— Шоссе повинуется моим желаниям.
— Как это?
Но она не стала рассказывать, а церемония меж тем закончилась.
— Ты не хочешь сделать пожертвование?
Я не собирался, но сказал, что сделаю, не желая показаться скрягой. Я опустил самую мелкую монетку, которая нашлась, в кувшин с надписью ПЕНЕЛОПА НАРЦИССА ГУММИГУТ, ТО3 4РФ. Кувшин уже наполовину был полон монет невысокого достоинства, лежало там и несколько пуговиц.
— Ну что, счастлива? — спросил я.
Но оказалось, я разговариваю сам с собой: Джейн исчезла в толпе, сделав свое дело. Я снова поглядел на стихотворение — лучшее из всех, что я видел.
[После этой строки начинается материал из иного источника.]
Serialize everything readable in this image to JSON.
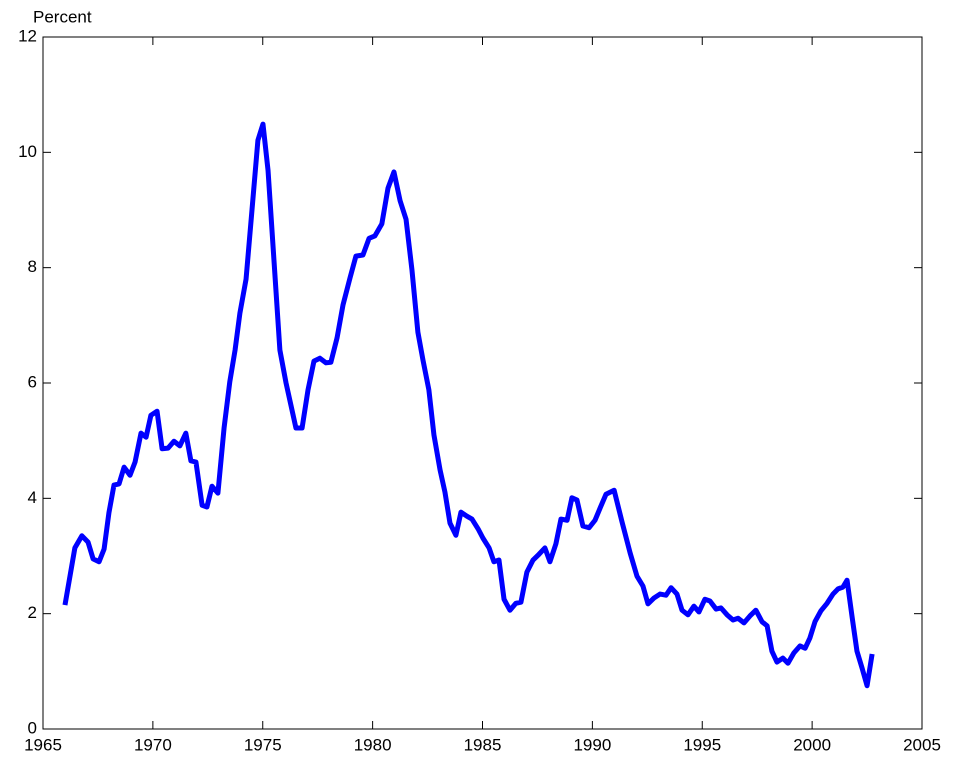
{
  "chart_data": {
    "type": "line",
    "ylabel": "Percent",
    "x": [
      1966.0,
      1966.45,
      1966.77,
      1967.05,
      1967.28,
      1967.55,
      1967.78,
      1968.0,
      1968.23,
      1968.46,
      1968.69,
      1968.96,
      1969.19,
      1969.46,
      1969.69,
      1969.91,
      1970.19,
      1970.42,
      1970.69,
      1970.96,
      1971.23,
      1971.5,
      1971.73,
      1971.96,
      1972.24,
      1972.46,
      1972.69,
      1972.96,
      1973.24,
      1973.5,
      1973.74,
      1973.96,
      1974.24,
      1974.51,
      1974.78,
      1975.01,
      1975.24,
      1975.51,
      1975.78,
      1976.06,
      1976.28,
      1976.51,
      1976.79,
      1977.06,
      1977.33,
      1977.6,
      1977.88,
      1978.1,
      1978.38,
      1978.65,
      1978.97,
      1979.24,
      1979.56,
      1979.84,
      1980.1,
      1980.42,
      1980.7,
      1980.97,
      1981.25,
      1981.52,
      1981.79,
      1982.06,
      1982.29,
      1982.56,
      1982.79,
      1983.07,
      1983.29,
      1983.52,
      1983.79,
      1984.02,
      1984.29,
      1984.52,
      1984.8,
      1985.02,
      1985.3,
      1985.52,
      1985.75,
      1985.98,
      1986.25,
      1986.52,
      1986.75,
      1987.02,
      1987.3,
      1987.57,
      1987.84,
      1988.07,
      1988.34,
      1988.57,
      1988.85,
      1989.07,
      1989.3,
      1989.57,
      1989.85,
      1990.12,
      1990.35,
      1990.62,
      1990.99,
      1991.35,
      1991.72,
      1992.03,
      1992.3,
      1992.53,
      1992.8,
      1993.08,
      1993.35,
      1993.58,
      1993.85,
      1994.08,
      1994.35,
      1994.62,
      1994.85,
      1995.12,
      1995.35,
      1995.63,
      1995.85,
      1996.13,
      1996.4,
      1996.63,
      1996.9,
      1997.17,
      1997.44,
      1997.72,
      1997.95,
      1998.17,
      1998.4,
      1998.67,
      1998.9,
      1999.17,
      1999.45,
      1999.68,
      1999.9,
      2000.13,
      2000.4,
      2000.68,
      2000.95,
      2001.18,
      2001.4,
      2001.59,
      2001.82,
      2002.04,
      2002.27,
      2002.5,
      2002.73
    ],
    "series": [
      {
        "color": "#0000ff",
        "values": [
          2.15,
          3.14,
          3.35,
          3.24,
          2.95,
          2.9,
          3.12,
          3.75,
          4.23,
          4.25,
          4.54,
          4.4,
          4.63,
          5.13,
          5.06,
          5.44,
          5.51,
          4.86,
          4.87,
          4.99,
          4.91,
          5.13,
          4.65,
          4.63,
          3.88,
          3.85,
          4.21,
          4.09,
          5.22,
          6.02,
          6.57,
          7.21,
          7.8,
          9.0,
          10.21,
          10.49,
          9.69,
          8.13,
          6.57,
          6.0,
          5.62,
          5.22,
          5.22,
          5.88,
          6.38,
          6.43,
          6.35,
          6.36,
          6.78,
          7.35,
          7.82,
          8.2,
          8.22,
          8.51,
          8.55,
          8.76,
          9.38,
          9.66,
          9.16,
          8.84,
          7.96,
          6.88,
          6.4,
          5.88,
          5.1,
          4.49,
          4.11,
          3.57,
          3.36,
          3.76,
          3.69,
          3.64,
          3.47,
          3.31,
          3.14,
          2.9,
          2.93,
          2.25,
          2.06,
          2.18,
          2.2,
          2.72,
          2.93,
          3.03,
          3.14,
          2.9,
          3.21,
          3.64,
          3.62,
          4.01,
          3.97,
          3.52,
          3.49,
          3.62,
          3.83,
          4.07,
          4.14,
          3.59,
          3.05,
          2.65,
          2.48,
          2.17,
          2.27,
          2.34,
          2.32,
          2.45,
          2.34,
          2.06,
          1.98,
          2.13,
          2.03,
          2.25,
          2.22,
          2.08,
          2.1,
          1.98,
          1.89,
          1.92,
          1.84,
          1.96,
          2.06,
          1.86,
          1.79,
          1.35,
          1.16,
          1.23,
          1.14,
          1.32,
          1.44,
          1.4,
          1.58,
          1.86,
          2.05,
          2.18,
          2.34,
          2.43,
          2.46,
          2.58,
          1.94,
          1.35,
          1.06,
          0.75,
          1.3
        ]
      }
    ],
    "xlim": [
      1965,
      2005
    ],
    "xticks": [
      1965,
      1970,
      1975,
      1980,
      1985,
      1990,
      1995,
      2000,
      2005
    ],
    "ylim": [
      0,
      12
    ],
    "yticks": [
      0,
      2,
      4,
      6,
      8,
      10,
      12
    ],
    "grid": false
  }
}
Как я хотел бы, чтобы оно было написано
Я отправился на телеграф, чтобы отправить Констанс послание со стихами Джейн. Госпожа Алокрово сильно впечатлилась и похвалила меня за прекрасный стиль.
— Вы умнее, чем кажетесь, молодой человек. Не буду заходить слишком далеко и утверждать, что ваша Констанс — счастливая женщина, но ей могло бы повезти куда меньше.
— Очень тронут, — ответил я. — Надо было только поймать вдохновение.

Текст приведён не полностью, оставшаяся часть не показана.